In her 60 Minutes interview Sunday night, Secretary of Education Betsy Devos stated she has not visited failing schools because she wants to study what is working at successful schools. I understand the logic behind visiting such high-performing schools and championing their innovative endeavors. However, this is where a purely free-market approach to education raises its greatest threat. That's because every successful free market endeavor must segment the general public and seek to serve a specific subset of that market. Our public schools cannot - and must not - do the same. They must serve all students, regardless of geography or demography.
Thus, it is imperative that we study not only what works in successful schools, but what is behind the failure in less successful schools. The programs that work in good schools may be successful not so much because of the program itself, but because of the audience it serves. What works in Brentwood may not work in the Bronx or in an opioid-afflicted rural community. There may be factors beyond the lack of the proper program that stunts achievement.

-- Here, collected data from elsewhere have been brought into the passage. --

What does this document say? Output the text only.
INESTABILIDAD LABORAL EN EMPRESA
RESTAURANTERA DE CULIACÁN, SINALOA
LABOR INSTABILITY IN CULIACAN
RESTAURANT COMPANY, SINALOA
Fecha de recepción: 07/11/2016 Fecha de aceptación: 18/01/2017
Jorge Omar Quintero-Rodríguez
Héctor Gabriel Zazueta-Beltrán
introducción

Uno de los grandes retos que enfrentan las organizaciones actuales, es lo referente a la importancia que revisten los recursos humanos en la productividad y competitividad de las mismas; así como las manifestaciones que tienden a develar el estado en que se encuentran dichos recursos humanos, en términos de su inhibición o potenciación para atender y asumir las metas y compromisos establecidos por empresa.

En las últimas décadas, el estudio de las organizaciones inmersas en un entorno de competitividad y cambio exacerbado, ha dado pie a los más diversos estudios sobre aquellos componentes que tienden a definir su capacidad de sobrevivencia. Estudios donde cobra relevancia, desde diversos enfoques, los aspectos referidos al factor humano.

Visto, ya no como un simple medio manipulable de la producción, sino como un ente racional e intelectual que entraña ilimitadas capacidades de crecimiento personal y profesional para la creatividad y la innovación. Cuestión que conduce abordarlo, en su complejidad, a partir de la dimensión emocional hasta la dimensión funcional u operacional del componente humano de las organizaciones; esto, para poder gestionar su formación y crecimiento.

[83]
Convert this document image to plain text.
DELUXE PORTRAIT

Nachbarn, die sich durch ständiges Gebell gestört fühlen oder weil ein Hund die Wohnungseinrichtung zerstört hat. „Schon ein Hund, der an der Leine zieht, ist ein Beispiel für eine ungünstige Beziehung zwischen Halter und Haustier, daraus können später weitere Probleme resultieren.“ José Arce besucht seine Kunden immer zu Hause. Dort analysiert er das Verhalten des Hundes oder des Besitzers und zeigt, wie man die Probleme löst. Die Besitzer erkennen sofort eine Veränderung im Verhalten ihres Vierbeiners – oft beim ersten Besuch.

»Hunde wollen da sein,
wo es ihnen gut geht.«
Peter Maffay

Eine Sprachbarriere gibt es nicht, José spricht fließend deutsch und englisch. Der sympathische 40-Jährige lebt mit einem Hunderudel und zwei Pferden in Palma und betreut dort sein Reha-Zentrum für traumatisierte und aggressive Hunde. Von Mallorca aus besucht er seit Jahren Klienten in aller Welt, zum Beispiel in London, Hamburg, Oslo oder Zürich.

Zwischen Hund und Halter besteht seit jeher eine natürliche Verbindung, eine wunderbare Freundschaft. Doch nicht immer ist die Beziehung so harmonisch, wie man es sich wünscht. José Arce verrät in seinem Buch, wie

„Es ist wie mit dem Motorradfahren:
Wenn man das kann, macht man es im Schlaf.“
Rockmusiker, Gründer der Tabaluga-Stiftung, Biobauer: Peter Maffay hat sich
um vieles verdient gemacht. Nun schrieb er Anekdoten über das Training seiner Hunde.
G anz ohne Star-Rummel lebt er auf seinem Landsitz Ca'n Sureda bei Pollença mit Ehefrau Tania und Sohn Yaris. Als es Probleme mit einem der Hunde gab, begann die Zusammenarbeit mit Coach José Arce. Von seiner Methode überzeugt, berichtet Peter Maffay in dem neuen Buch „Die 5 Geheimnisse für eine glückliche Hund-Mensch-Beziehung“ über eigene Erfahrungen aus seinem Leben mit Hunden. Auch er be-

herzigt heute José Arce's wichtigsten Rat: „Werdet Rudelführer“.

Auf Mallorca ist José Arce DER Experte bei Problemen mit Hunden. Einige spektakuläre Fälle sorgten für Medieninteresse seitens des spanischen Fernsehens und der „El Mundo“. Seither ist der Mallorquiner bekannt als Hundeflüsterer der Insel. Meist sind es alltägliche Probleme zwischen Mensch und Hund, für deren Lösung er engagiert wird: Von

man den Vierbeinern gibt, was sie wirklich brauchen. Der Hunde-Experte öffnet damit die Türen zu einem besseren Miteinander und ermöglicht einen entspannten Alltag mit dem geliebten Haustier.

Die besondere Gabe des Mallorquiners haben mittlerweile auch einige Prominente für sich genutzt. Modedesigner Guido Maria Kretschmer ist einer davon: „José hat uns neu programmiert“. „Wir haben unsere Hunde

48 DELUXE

I understand the logic and potential merits of school choice, but we must be careful that we do not do to our students what we have done to our young athletes, which is to create a system of "select" programs that do a wonderful job of serving those with the means and motivation to participate and the parental support to enable such participation, but leave behind a larger group of children with poorer instruction, fewer peers to serve as outstanding role models and measuring sticks and the stigma of being disposable.
Our nation is already well down a troubling road of creating an insurmountable chasm between haves and have-nots. The single best way to close that gap and ensure not only a healthy generation of children, but a healthy society is through universal, quality education. Studying only what works without identifying what is wrong is akin to studying disease by ignoring the sick and studying only the healthy. We can't ignore half the population. Public education must work for all students, or it will wind up working for none of us.